Fundamental Trigonometric Identities

  • Understand the basic trigonometric identities of sine, cosine, and tangent.
  • Reciprocal identities: Understand that cosecant, secant, and cotangent are the reciprocals of sine, cosine, and tangent, respectively.
  • Quotient identities: Recognise that tangent is the quotient of sine by cosine and cotangent is the reciprocal of tangent.
  • Pythagorean identities: Recognise and use the identity sin²θ + cos²θ = 1, and its derived identities sec²θ = 1 + tan²θ and csc²θ = 1 + cot²θ.

Co-Function Identities

  • Appreciate that sine, cosine, and tangent at (90 - θ) are equal to cosine, sine, and cotangent at θ, respectively.
  • Relate the secant, cosecant and cotangent at (90 - θ) to the cosecant, secant, and tangent at θ.

Even-Odd Identities

  • Understand that sine and cosecant are odd functions, whilst cosine, secant, tangent, and cotangent are even functions.
  • Be aware of the implications of these identities, particularly that sin(-θ) = -sinθ, cos(-θ) = cosθ, and tan(-θ) = -tanθ.

Double Angle Formulas

  • Apply identities for sine, cosine, and tangent of double angles to simplify expressions.
  • Be familiar with the expressions 2sinθcosθ, cos²θ - sin²θ, and 2tanθ/(1 - tan²θ) for sin2θ, cos2θ, and tan2θ, respectively.

Half-Angle Formulas

  • Use the half-angle formulas to simplify trigonometric expressions containing half-angles.
  • Recall that √[(1±cosθ)/2] and ± √[(1 - cosθ)/2] are the expressions for sin(θ/2) and cos(θ/2), respectively.

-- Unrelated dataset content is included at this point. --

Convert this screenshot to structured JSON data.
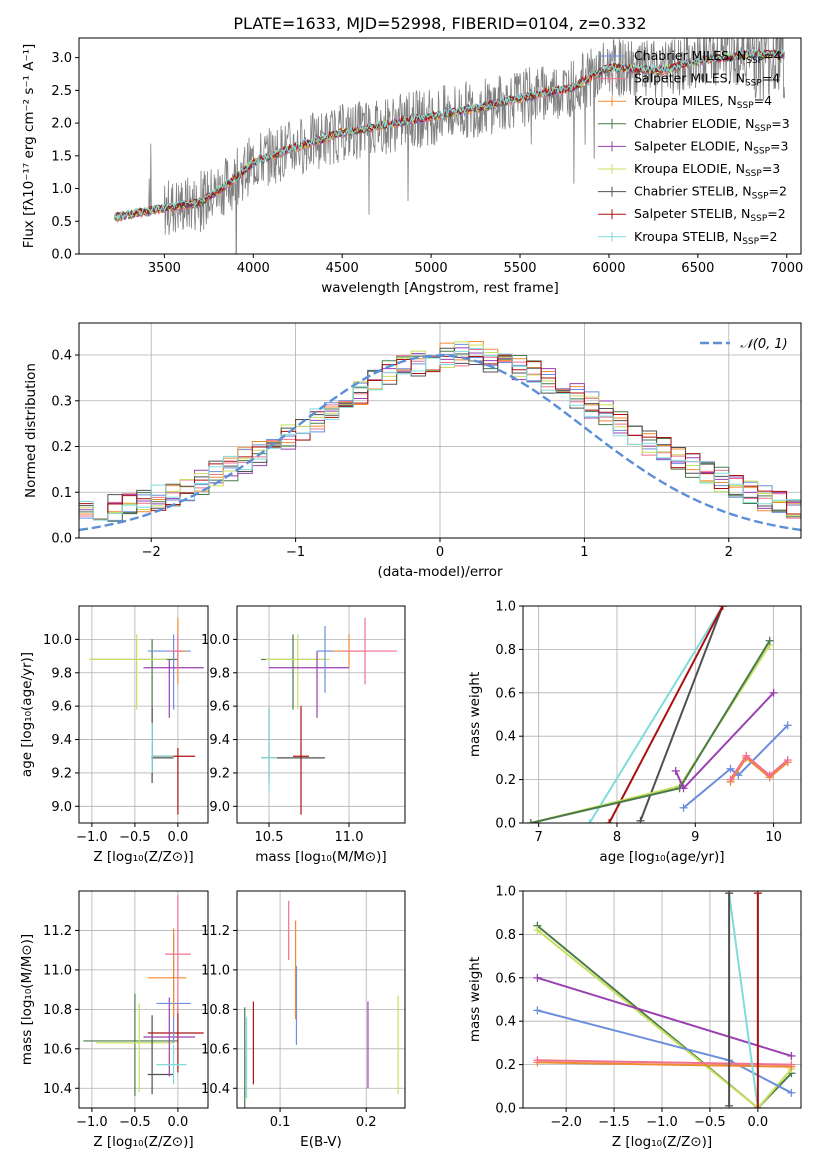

Sum and Difference Formulas

  • Apply the sum and difference formulas for sin, cos, and tan to evaluate trigonometric expressions.
  • Practice finding exact trigonometric function values for nonstandard angles using these formulas.

Product-to-Sum and Sum-to-Product Formulas

  • Expand the product of sine or cosine of two angles using the product-to-sum formulas and contract a sum or difference of two sines or cosines into a product using the sum-to-product formulas.
  • Be comfortable switching between these forms of trigonometric identities to make calculations and simplifications easier.